Beth Schloss, MDIllness

It’s one of the most dreaded signs to see hanging on the door of your child’s daycare room door – “There has been a case of Hand, Foot, and Mouth Disease in the classroom.”  Nooooo!

Hand, Foot, and Mouth  (HFM) Disease is viral infection cause by a Coxsackie virus.  It is a very common childhood viral infection.  Typical symptoms include a rash on the palms and soles and around the mouth, ulcers in the throat, and often a fever.  Unlike most of the viral rashes we see in kids that are often concentrated on the trunk of the body, HFM is typical red spot on the hands and feet.  On the palms and soles, there will be flat red spots of varying sizes and blistering lesions as well.  The tops of the hands and feet may have flat and raised red spots too, that may extend up the arms and legs as well.  Frequently there is a red, blistering rash in the diaper area as well.  Inside the mouth, the throat is typically red with some ulcers.  Around the lips, there may be red bumps and blisters too. 

The mouth sores can be painful so kids will often drool more and eat less as it is painful to swallow.  If kids have a lot of sores on their feet, it may be a bit painful for them to walk.  Fever frequently occurs with HFM, but not always.  Symptoms typically last about 3-7 days.  There is often peeling of the fingers and toes 1-2 weeks after the start of the infection.

This virus is very contagious.  Kids can be contagious for a couple of days prior to any symptoms starting, so it can spread through a daycare classroom very quickly.  There is a lot of virus present in the saliva when they have ulcers in their throat, so toddlers spread it very well with their drool and through sneezing and coughing.  The virus is often shed in the stool as well.  Kids are most contagious for the first week of the illness.  However, some kids will continue to shed the virus in their saliva/snot for 1-3 weeks and in their stools for weeks to months!  The best way to prevent the infection is frequent hand washing and disinfecting the surfaces/toys that are in contact with the child.

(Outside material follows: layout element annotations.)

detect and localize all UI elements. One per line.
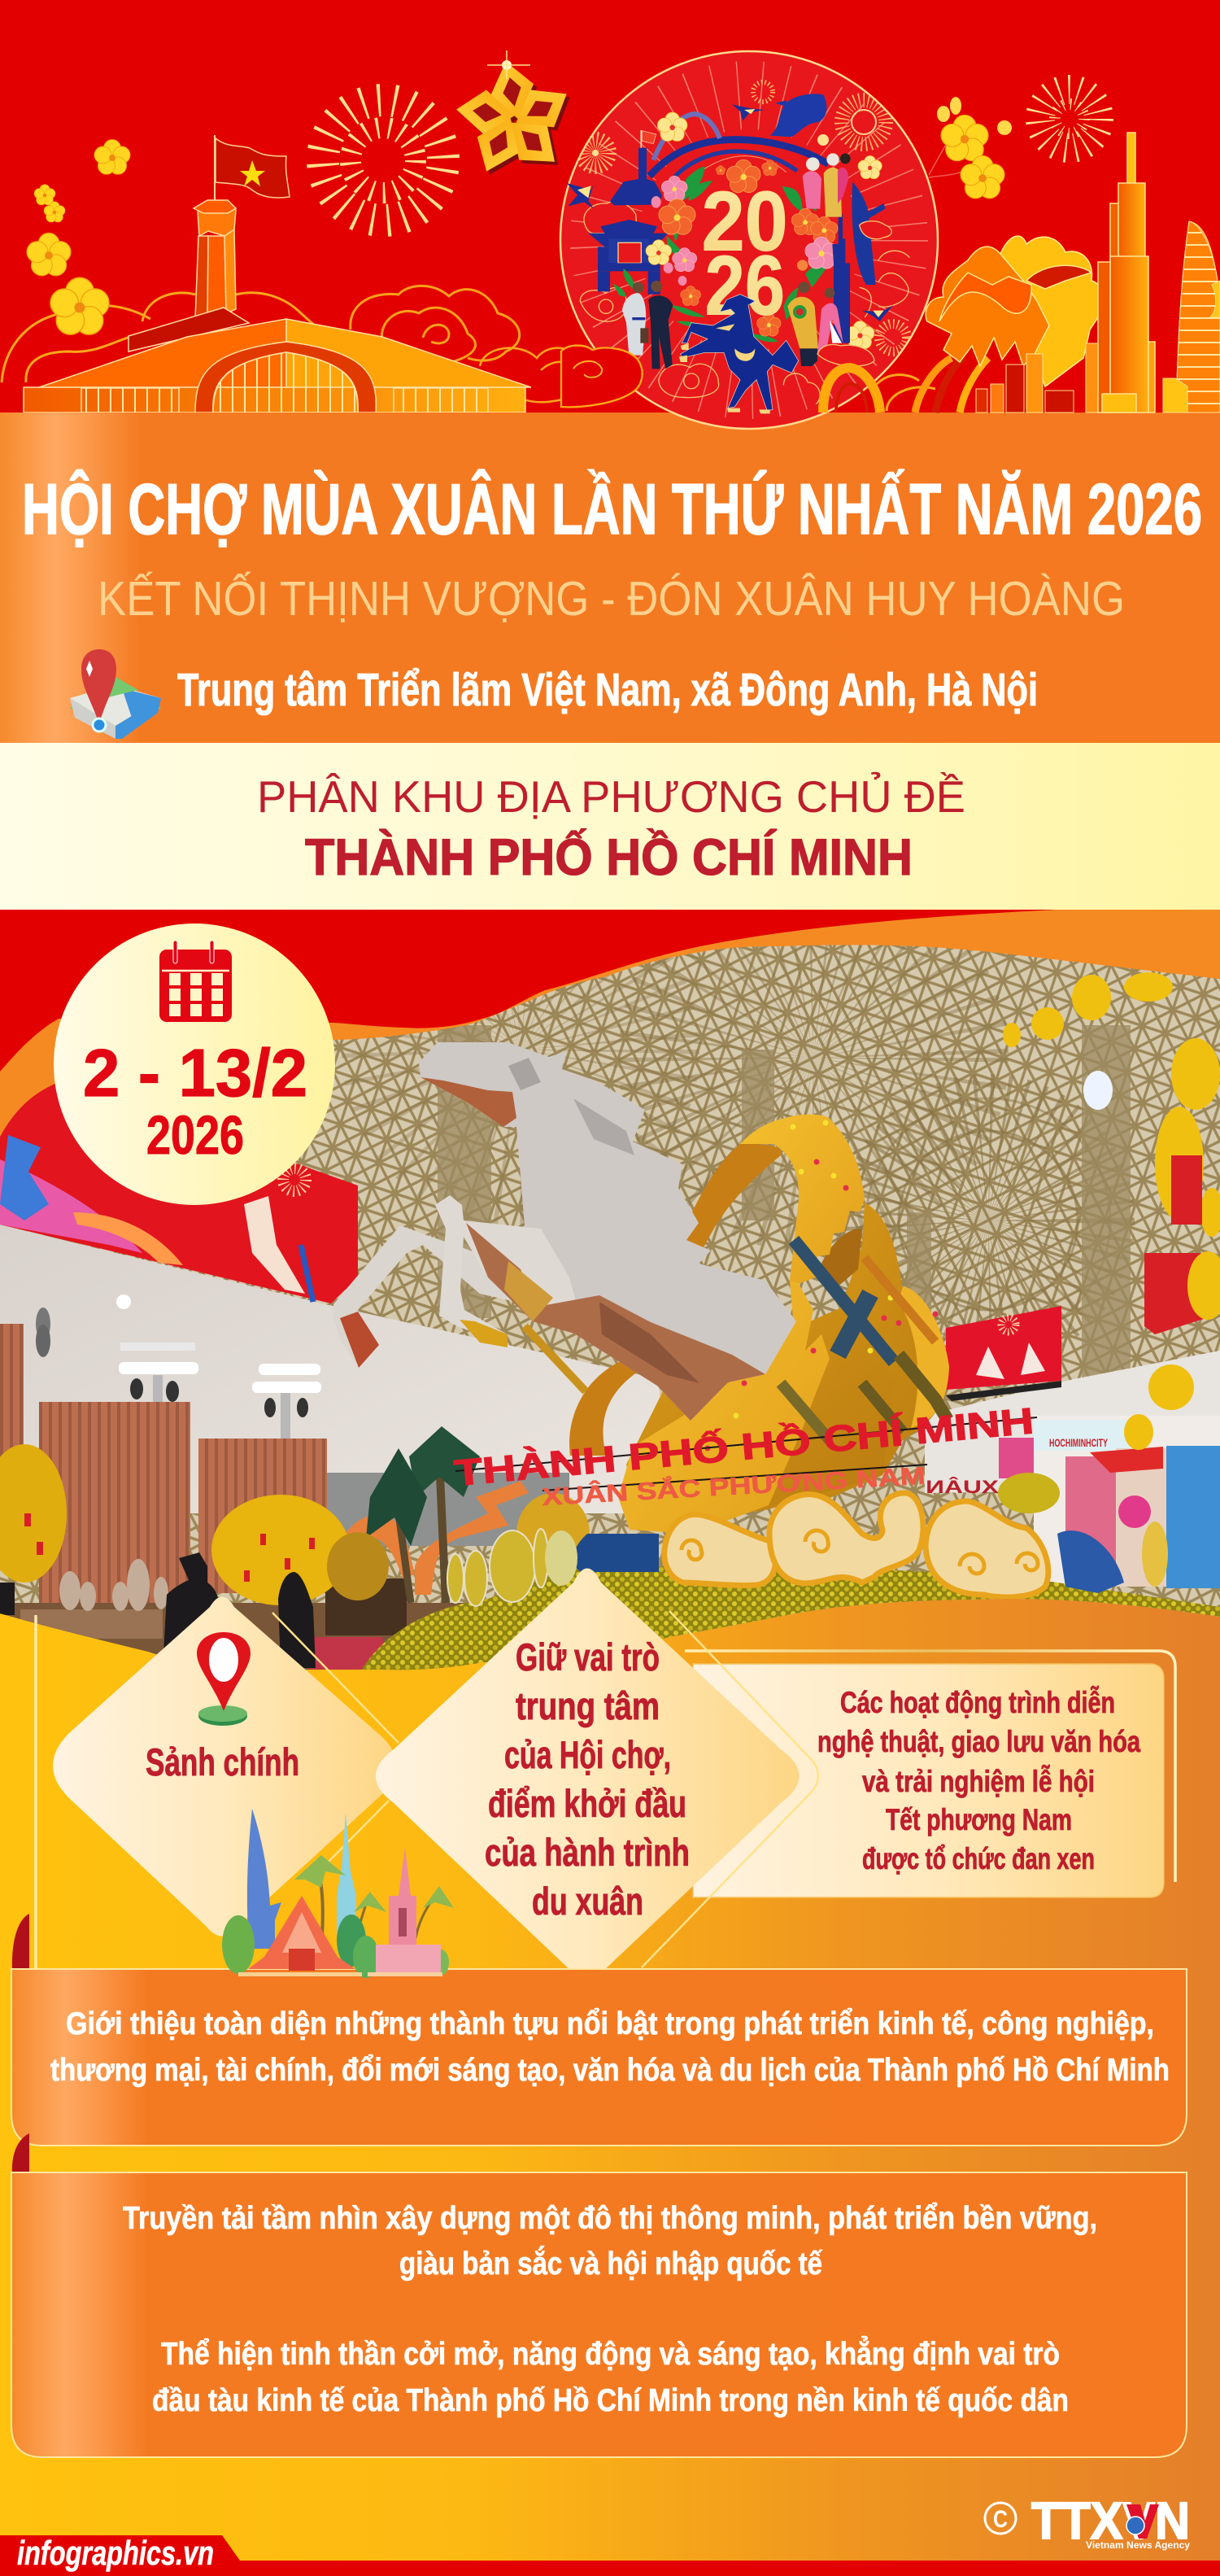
- icon: calendar: [159, 941, 232, 1022]
- booths right: HOCHIMINHCITY: [1049, 1436, 1108, 1449]
- Landmark 81 tower: [337, 1812, 356, 1941]
- date range: 2 - 13/2: [83, 1035, 307, 1111]
- footer tab with website: infographics.vn: [17, 2534, 214, 2572]
- icon: location pin: [197, 1632, 251, 1726]
- family group: [803, 153, 851, 217]
- sign text on sculpture: XUÂN SẮC PHƯƠNG NAM: [541, 1462, 926, 1511]
- cream subtitle band: [0, 743, 1220, 910]
- date circle: [54, 923, 335, 1205]
- terracotta pillars: [0, 1324, 327, 1618]
- right crescents: [899, 1286, 949, 1428]
- pink cathedral: [368, 1847, 442, 1976]
- panel: vision: [11, 2172, 1187, 2457]
- right LED screen: [946, 1306, 1061, 1401]
- Landmark 81 tower: [1098, 133, 1155, 413]
- central role text: [485, 1635, 690, 1923]
- left vertical gold line: [34, 1615, 37, 1969]
- performances text: [817, 1686, 1140, 1875]
- central role text: du xuân: [532, 1880, 643, 1923]
- photo: Ho Chi Minh City pavilion with silver horse: [0, 936, 1220, 1676]
- arch arcs: [823, 368, 880, 413]
- performances text: nghệ thuật, giao lưu văn hóa: [817, 1725, 1140, 1758]
- stage lights: [36, 1295, 321, 1443]
- yellow apricot trees: [0, 1444, 590, 1605]
- flag: [215, 135, 290, 202]
- front leg B: [435, 1195, 586, 1347]
- red banner: [1144, 1253, 1206, 1334]
- icon: gold five-petal emblem: [453, 50, 581, 184]
- emblem petals: [453, 59, 577, 181]
- golden ring sculpture: [525, 1115, 949, 1534]
- white wall left: [0, 1225, 667, 1513]
- small gold-lined clouds: [580, 251, 909, 404]
- tower shaft: [129, 200, 249, 351]
- bottom red strip: [0, 2561, 1220, 2576]
- cloud outline lower: [877, 375, 935, 411]
- subtitle: Ho Chi Minh City: THÀNH PHỐ HỒ CHÍ MINH: [305, 828, 913, 886]
- gold backing behind horse rear: [626, 1308, 882, 1513]
- firework left: [315, 92, 451, 229]
- icon: map pin: [70, 649, 161, 739]
- silver horse sculpture: [333, 1042, 796, 1421]
- front crescent: [740, 1115, 865, 1284]
- booths right: [926, 1416, 1220, 1588]
- diamond thin gold outlines: [272, 1611, 818, 1967]
- vision text: Truyền tải tầm nhìn xây dựng một đô thị thông minh, phát triển bền vững,: [123, 2201, 1097, 2236]
- flag tower: [24, 135, 531, 413]
- orange arches behind palms: [333, 1481, 529, 1595]
- icon: apricot blossom branch right: [929, 97, 1012, 199]
- floor and booths: [0, 1559, 504, 1676]
- circle contents drawn in zoomed coordinates: [561, 94, 909, 413]
- slogan: KẾT NỐI THỊNH VƯỢNG - ĐÓN XUÂN HUY HOÀNG: [98, 572, 1125, 626]
- white wall right: [925, 1351, 1220, 1493]
- lower gold mass: [618, 1281, 830, 1534]
- hanging blossoms: [1003, 972, 1220, 1450]
- sign text on sculpture: [452, 1399, 1037, 1511]
- red cloud lower left: [561, 346, 643, 407]
- blue hall arch: [649, 140, 828, 177]
- trees: [222, 1915, 449, 1978]
- firework right: [1040, 90, 1099, 148]
- emblem spark: [487, 50, 530, 79]
- back rings with stripes: [686, 1144, 782, 1247]
- horse muzzle and neck shade: [420, 1077, 516, 1127]
- central role text: điểm khởi đầu: [488, 1782, 686, 1825]
- sign text on sculpture: THÀNH PHỐ HỒ CHÍ MINH: [452, 1399, 1035, 1494]
- red cloud below couple: [817, 344, 874, 366]
- skyline right: [823, 133, 1220, 413]
- businessmen: [622, 281, 673, 369]
- spirit text: [152, 2335, 1069, 2418]
- lower section background: [0, 1595, 1220, 2561]
- orange wave over photo: [0, 910, 1220, 1137]
- palm: [294, 1855, 454, 1953]
- panel: achievements: [11, 1969, 1187, 2146]
- performances text: Các hoạt động trình diễn: [840, 1686, 1115, 1719]
- sun rays in circle: [583, 82, 907, 385]
- icon: apricot blossoms left: [27, 140, 130, 334]
- central role text: của hành trình: [485, 1831, 690, 1874]
- red folded ribbon tab 1: [12, 1914, 29, 1969]
- label: main hall: Sảnh chính: [146, 1740, 299, 1784]
- central role text: Giữ vai trò: [516, 1635, 660, 1679]
- steel truss ceiling: [0, 936, 1220, 1635]
- golden cloud decorations: [447, 1493, 1168, 1606]
- performances text: và trải nghiệm lễ hội: [862, 1765, 1095, 1798]
- orange background behind wave: [0, 910, 1220, 1121]
- icon: Ho Chi Minh City landmarks: [222, 1809, 454, 1978]
- ring dots: [704, 1159, 939, 1452]
- blue temple gate: [588, 220, 669, 295]
- vision text: giàu bản sắc và hội nhập quốc tế: [399, 2246, 822, 2281]
- TTXVN wordmark: TTXVN: [1031, 2491, 1190, 2550]
- vision text: [123, 2201, 1097, 2281]
- birds: [567, 104, 893, 321]
- Bitexco tower: [1163, 221, 1220, 413]
- emblem circle 2026: [560, 51, 938, 429]
- wreath flowers: [646, 112, 882, 349]
- emblem petal hollows: [471, 76, 557, 160]
- spirit text: đầu tàu kinh tế của Thành phố Hồ Chí Minh trong nền kinh tế quốc dân: [152, 2383, 1069, 2418]
- blue fort and flag: [610, 130, 662, 205]
- year 2026: 26: [705, 239, 785, 334]
- red folded ribbon tab 2: [12, 2133, 29, 2172]
- spirit text: Thể hiện tinh thần cởi mở, năng động và sáng tạo, khẳng định vai trò: [161, 2335, 1060, 2372]
- red wave: [0, 910, 1057, 1072]
- diamond: central role: [376, 1569, 799, 1987]
- orange temple: [238, 1896, 362, 1976]
- performances text: được tổ chức đan xen: [862, 1842, 1095, 1875]
- year: 2026: [146, 1105, 244, 1166]
- brown underbelly: [466, 1223, 765, 1421]
- subtitle: zone theme: PHÂN KHU ĐỊA PHƯƠNG CHỦ ĐỀ: [257, 771, 965, 822]
- red cloud behind temple: [584, 201, 637, 234]
- couple in ao dai: [787, 282, 843, 366]
- palm trees: [366, 1426, 480, 1603]
- year 2026: [702, 175, 788, 334]
- bird motifs: [525, 1240, 948, 1440]
- central role text: của Hội chợ,: [504, 1733, 671, 1776]
- blue dragon: [653, 94, 826, 160]
- left LED screen: [0, 1084, 358, 1303]
- orange title band: [0, 413, 1220, 743]
- diamond: main hall: [53, 1596, 397, 1936]
- achievements text: [50, 2006, 1170, 2088]
- year 2026: 20: [702, 175, 788, 269]
- green leaves: [612, 167, 828, 342]
- horse body and mane: [419, 1042, 796, 1421]
- emblem shadow: [456, 62, 581, 184]
- copyright mark: C: [993, 2506, 1008, 2533]
- blue horse: [679, 295, 799, 413]
- front leg A: [333, 1225, 537, 1368]
- clouds left: [2, 286, 600, 402]
- people silhouettes: [0, 1552, 316, 1668]
- Bitexco tower: [247, 1809, 281, 1949]
- blue Bitexco tower and Landmark tower: [832, 181, 891, 343]
- exhibition hall building: [24, 319, 531, 413]
- header illustration: [2, 50, 1099, 413]
- small buildings: [976, 343, 1106, 413]
- lion dragon head: [915, 236, 1102, 413]
- performances text: Tết phương Nam: [886, 1803, 1072, 1836]
- TTXVN logo: [985, 2491, 1191, 2551]
- copyright mark: [985, 2503, 1016, 2534]
- grey hall behind palms: [325, 1473, 569, 1546]
- booths right: XUÂN: [926, 1477, 999, 1497]
- yellow flower bed: [358, 1566, 1220, 1676]
- panel: performances: [685, 1651, 1175, 1897]
- Vietnam News Agency: Vietnam News Agency: [1086, 2541, 1191, 2551]
- central role text: trung tâm: [516, 1684, 660, 1727]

There are a few strains of the Coxsackie virus that cause HFM, so sadly you can get it more than once.  Parents will sometimes get this as well.  Since it is caused by a virus, antibiotics are not helpful, and we don’t have any medicine to make it go away any faster.  We can keep kids more comfortable by using ibuprofen (Motrin, Advil) or acetaminophen (Tylenol) to control the fever and the pain.  Encourage fluids and cool drinks (or popsicles) to help keep kids hydrated.

If you have any concern for dehydration or prolonged fever (more than 3-5 days), then we should evaluate your child in the office.